I got a nice new CT male today and a triple barracks set up. I have him in one section and one male fry in each of the others. He has cellophane crown tips with green and red towards his body. He looked totally different in the store and I wasn't too impressed with him when I was there but now I am very happy with his colouring. He's not really pretty but more interesting I think.


Feel free to let me know what you all think 

PS Please excuse the poor quality of the pictures, batteries in my digital camera died, only have camera on my cell phone now.


----------



## Guest (Apr 5, 2007)

I think he's beautiful.


----------



## anasfire23 (Jan 19, 2005)

I thinks so too  He seems to have a little platinum in him too, not a lot just a little.


----------



## Ice Prince (Jun 15, 2007)

I think he looks pretty cool. I had a betta that looks almost like the one in ur avatar, anasfire23, but he had blue in his fins. sadly he died.


----------



## AquaGirl (Feb 17, 2007)

Nice Crowntail.


----------



## anasfire23 (Jan 19, 2005)

Ok I decided to revive this thread rather than posting a new one coz it's the same subject.
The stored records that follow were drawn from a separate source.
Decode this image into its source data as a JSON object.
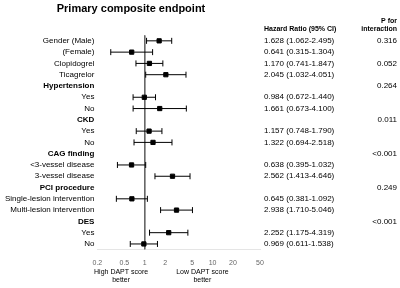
{
  "chart_data": {
    "type": "forest",
    "title": "Primary composite endpoint",
    "columns": [
      "Hazard Ratio (95% CI)",
      "P for\ninteraction"
    ],
    "categories": [
      "Gender (Male)",
      "(Female)",
      "Clopidogrel",
      "Ticagrelor",
      "Hypertension",
      "Yes",
      "No",
      "CKD",
      "Yes",
      "No",
      "CAG finding",
      "<3-vessel disease",
      "3-vessel disease",
      "PCI procedure",
      "Single-lesion intervention",
      "Multi-lesion intervention",
      "DES",
      "Yes",
      "No"
    ],
    "values": [
      1.628,
      0.641,
      1.17,
      2.045,
      null,
      0.984,
      1.661,
      null,
      1.157,
      1.322,
      null,
      0.638,
      2.562,
      null,
      0.645,
      2.938,
      null,
      2.252,
      0.969
    ],
    "lower": [
      1.062,
      0.315,
      0.741,
      1.032,
      null,
      0.672,
      0.673,
      null,
      0.748,
      0.694,
      null,
      0.395,
      1.413,
      null,
      0.381,
      1.71,
      null,
      1.175,
      0.611
    ],
    "upper": [
      2.495,
      1.304,
      1.847,
      4.051,
      null,
      1.44,
      4.1,
      null,
      1.79,
      2.518,
      null,
      1.032,
      4.646,
      null,
      1.092,
      5.046,
      null,
      4.319,
      1.538
    ],
    "ci_labels": [
      "1.628 (1.062-2.495)",
      "0.641 (0.315-1.304)",
      "1.170 (0.741-1.847)",
      "2.045 (1.032-4.051)",
      null,
      "0.984 (0.672-1.440)",
      "1.661 (0.673-4.100)",
      null,
      "1.157 (0.748-1.790)",
      "1.322 (0.694-2.518)",
      null,
      "0.638 (0.395-1.032)",
      "2.562 (1.413-4.646)",
      null,
      "0.645 (0.381-1.092)",
      "2.938 (1.710-5.046)",
      null,
      "2.252 (1.175-4.319)",
      "0.969 (0.611-1.538)"
    ],
    "p_values": [
      "0.316",
      null,
      "0.052",
      null,
      "0.264",
      null,
      null,
      "0.011",
      null,
      null,
      "<0.001",
      null,
      null,
      "0.249",
      null,
      null,
      "<0.001",
      null,
      null
    ],
    "reference_line": 1,
    "annotations": [
      "High DAPT score\nbetter",
      "Low DAPT score\nbetter"
    ],
    "log": "x",
    "xlim": [
      0.2,
      50
    ],
    "xticks": [
      0.2,
      0.5,
      1,
      2,
      5,
      10,
      20,
      50
    ],
    "grid": false,
    "color": "black"
  }
}
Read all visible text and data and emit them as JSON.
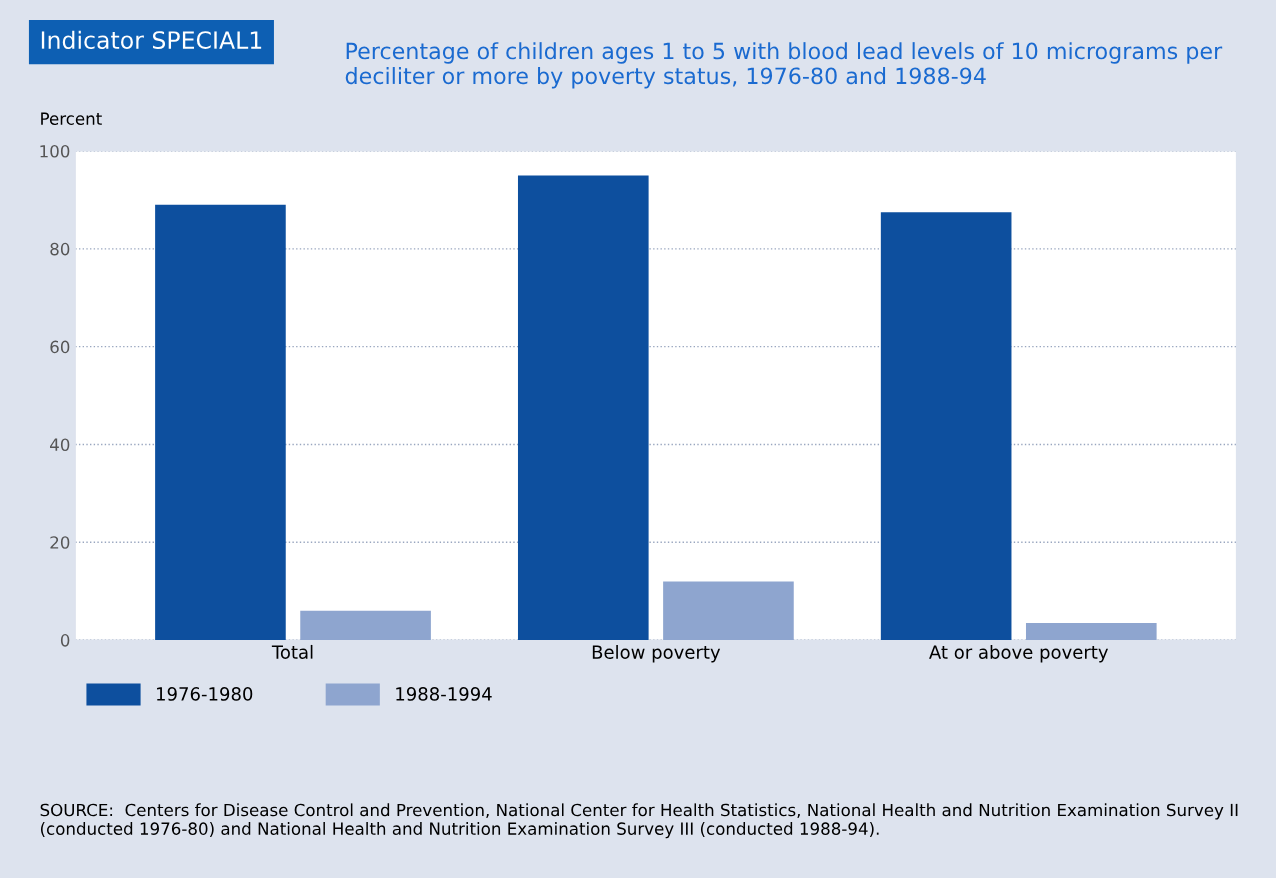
{
  "chart_data": {
    "type": "bar",
    "title": "Indicator SPECIAL1",
    "subtitle": "Percentage of children ages 1 to 5 with blood lead levels of 10 micrograms per deciliter or more by poverty status, 1976-80 and 1988-94",
    "ylabel": "Percent",
    "categories": [
      "Total",
      "Below poverty",
      "At or above poverty"
    ],
    "series": [
      {
        "name": "1976-1980",
        "color": "#0d4f9e",
        "values": [
          89,
          95,
          87.5
        ]
      },
      {
        "name": "1988-1994",
        "color": "#8ea5cf",
        "values": [
          6,
          12,
          3.5
        ]
      }
    ],
    "ylim": [
      0,
      100
    ],
    "yticks": [
      0,
      20,
      40,
      60,
      80,
      100
    ],
    "grid": "y",
    "legend": "bottom left",
    "annotations": [
      "SOURCE:  Centers for Disease Control and Prevention, National Center for Health Statistics, National Health and Nutrition Examination Survey II (conducted 1976-80) and National Health and Nutrition Examination Survey III (conducted 1988-94)."
    ]
  }
}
I got another new crown tail male but I think he is either a plakat crown or a delta crown.... at the time I was leaning more towards plakat crown but now I've got him home and studied him more closely I think he might be a delta crown.

Anyone's comments/suggestions are appreciated.


----------



## oliesminis (May 7, 2007)

hey great find these are both beautiful fish i hope they are very happy


----------